Christian Fankhauser(in Swiss records it is spelled "Christen"), born at Trub, in the Canton of Bern Switzerland in 1661, is often cited as an ancestor of the Funkhouser families in America and while this no longer appears to be the case (see posting regarding Johannes Fankhauser and Barbara Habegger)the actual ancestors of the Funkhousers and other Fankhausers and Frankhousers,were definitely related and may have known him. His story is certainly an interesting one worth remembering and is part of the legacy of the broader Fankhauser/Frankhouser/Funkhouser families.
When he was still young Christen's parents, Peter and Catherina, moved a mile or two further up the Trubbach stream to a farm called the "Hinter Hutten" (literally the "upper buildings"} and when he married Barbara Habegger in 1685 it became their home. Several family trees cite Barbara's parents as Nicolaus Habegger and Barbara Rentch, but there is no record of such a couple at Trub or neighboring villages, but various members of the local Habegger families were involved with the Anabaptists movement that had flourished in the mountains of Switzerland for over 150 years and it may be through his wife that Christen began to be more involved with the Anabaptists. Basically the Bernese Anabaptists opposed the state supported Reformed Church and its intrusion into their lives by requiring baptism for their children, requiring attendance at communion, and paying fees to support the church. Many also refused to serve in or support the militia, because they believed that followers of Jesus should not fight in wars or use violence or force.
By 1690 Christen was being fined heavily and had to sell off his alpine pastures and cheese making equipment to pay the fines. Then in 1691 the Bernese government confiscated his farm, because he had apparently been holding illegal religious meetings and hiding other Anabaptists whom the authorities wanted to arrest. Barbara by this time had one child, Peter, and in 1692 another son, Hans, was born. They were able to stay on the farm but had to pay rents to the man appointed as custodian of the farm and guardian of Barbara and the children whom the authorities considered "abandonned." Christen was apparently hiding out in the mountains to escape arrest, but would come back whenever possible to visit his family and work on the farm. There was a special hiding place in the barn where he could elude the authorities if they came around.The older son Peter died as a child so a boy born in 1698 was also named Peter.

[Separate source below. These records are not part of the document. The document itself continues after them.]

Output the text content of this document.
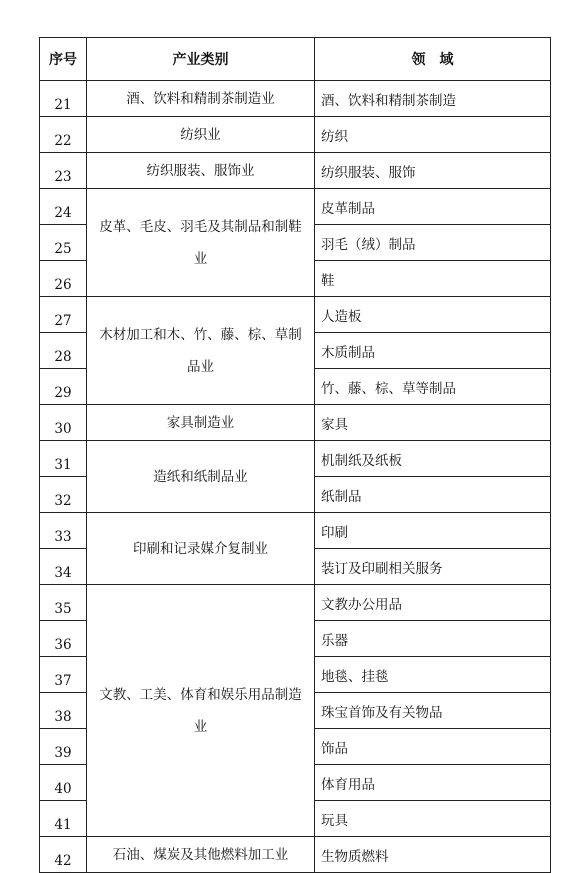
序号	产业类别	领　域
21	酒、饮料和精制茶制造业	酒、饮料和精制茶制造
22	纺织业	纺织
23	纺织服装、服饰业	纺织服装、服饰
24	皮革、毛皮、羽毛及其制品和制鞋业	皮革制品
25		羽毛（绒）制品
26		鞋
27	木材加工和木、竹、藤、棕、草制品业	人造板
28		木质制品
29		竹、藤、棕、草等制品
30	家具制造业	家具
31	造纸和纸制品业	机制纸及纸板
32		纸制品
33	印刷和记录媒介复制业	印刷
34		装订及印刷相关服务
35	文教、工美、体育和娱乐用品制造业	文教办公用品
36		乐器
37		地毯、挂毯
38		珠宝首饰及有关物品
39		饰品
40		体育用品
41		玩具
42	石油、煤炭及其他燃料加工业	生物质燃料
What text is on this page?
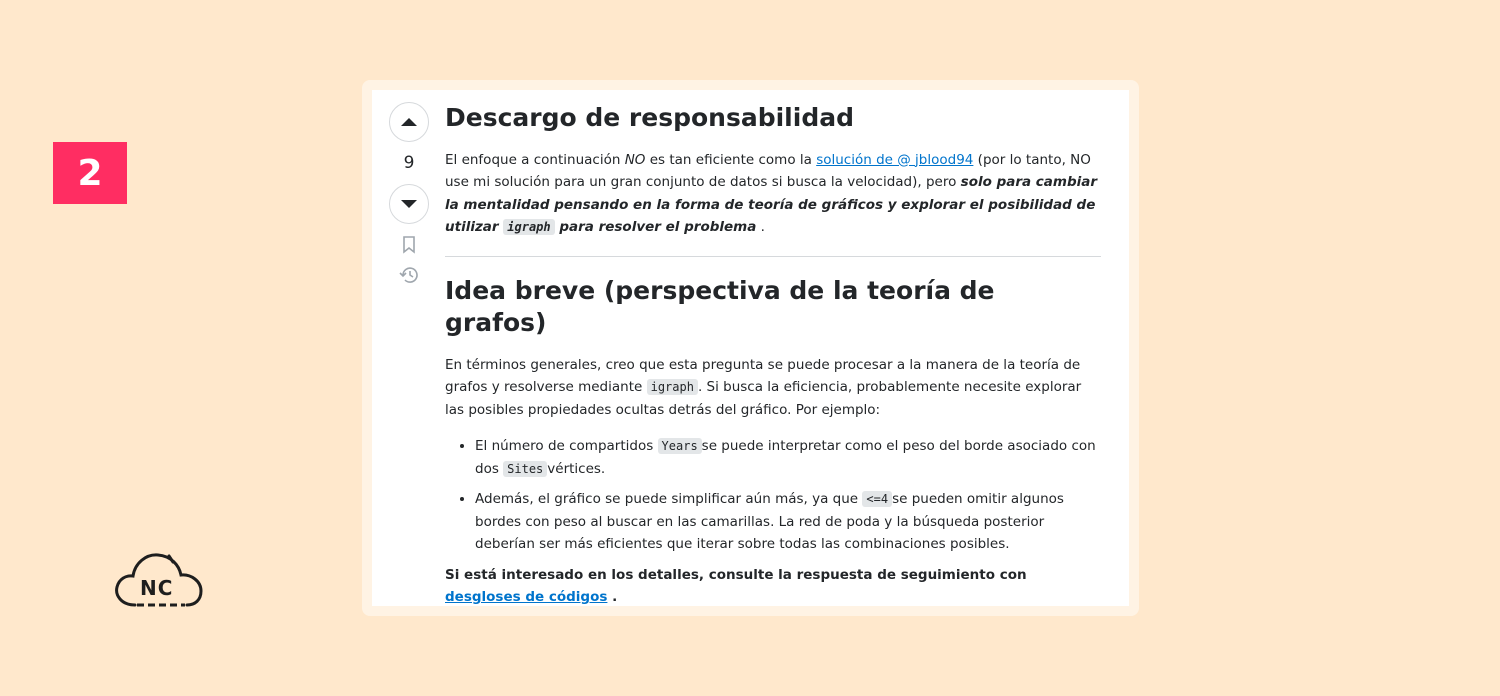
2
NC
9
Descargo de responsabilidad

El enfoque a continuación NO es tan eficiente como la solución de @ jblood94 (por lo tanto, NO use mi solución para un gran conjunto de datos si busca la velocidad), pero solo para cambiar la mentalidad pensando en la forma de teoría de gráficos y explorar el posibilidad de utilizar igraph para resolver el problema .

Idea breve (perspectiva de la teoría de grafos)

En términos generales, creo que esta pregunta se puede procesar a la manera de la teoría de grafos y resolverse mediante igraph . Si busca la eficiencia, probablemente necesite explorar las posibles propiedades ocultas detrás del gráfico. Por ejemplo:

• El número de compartidos Years se puede interpretar como el peso del borde asociado con dos Sites vértices.
• Además, el gráfico se puede simplificar aún más, ya que <=4 se pueden omitir algunos bordes con peso al buscar en las camarillas. La red de poda y la búsqueda posterior deberían ser más eficientes que iterar sobre todas las combinaciones posibles.

Si está interesado en los detalles, consulte la respuesta de seguimiento con desgloses de códigos .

By 1705 Bernese officials decided to crack down and deport the most "troublesome" of the Anabaptists and for several years Christen was able to avoid capture but by 1709 they caught him and imprisoned him in the city of Bern. In the Spring of 1710 he was put on a boat with other prisoners and send down the Rhine and when they reached Holland the prisoners were suppose to be sold as galley slaves or shipped off to the wilderness in America. However, many escaped on the way down the river and in Holland the sympathetic Dutch set the remaining ones free rather than deport them.
Christen made his way back to Switzerland and took refuge in the Jura Mountains,north east of Bern, in a rather desolate area under the authority of the Bishop of Basel, who allowed Anabaptist refugees to stay there as long as they behaved themselves. Christen would slip back whenever possible to visit his family. On one such occasion in 1716, he had to flee across the mountains into the Catholic Canton of Luzern to avoid arrest, but Luzern authorities, rather than turn him over to Bernese officials, sent him back to the Jura. He spent his last days at a "dairy" (cheese making business) at a village named Court and died there in 1733.
Barbara died at "Hinter Hutten" in 1721 and the farm was suppose to be turned over to their son, Peter, but he could not pay the huge price they demanded and instead paid interest on it for almost another 20 years. Finally in 1740 he petitioned the Tauferkammer (court dealing with Anabaptists) to get the farm back and forgive the principal because he denounced Anabaptism and had paid more interest than the principal. He also declared that he was the only son and only child of the Anabaptist, Christen Fankhauser. His request was granted. So it is obvious that his brother Hans also died as a child. Had he survived and even emigrated years before it would have been an important factor in the Tauferkammer's decisions.
Peter, son of Christen, had a large family of his own and direct descendants still own and live on the "Hinter Hutten" farm. Simon and Regula Fankhauser, the young couple who now live there, have been able to establish a small museum around the hiding place which can still be seen in the barn and the story of Christen Fankhauser and the Anabaptists is told in very attractive and modern displays. It is well worth a visit to anyone visiting the area.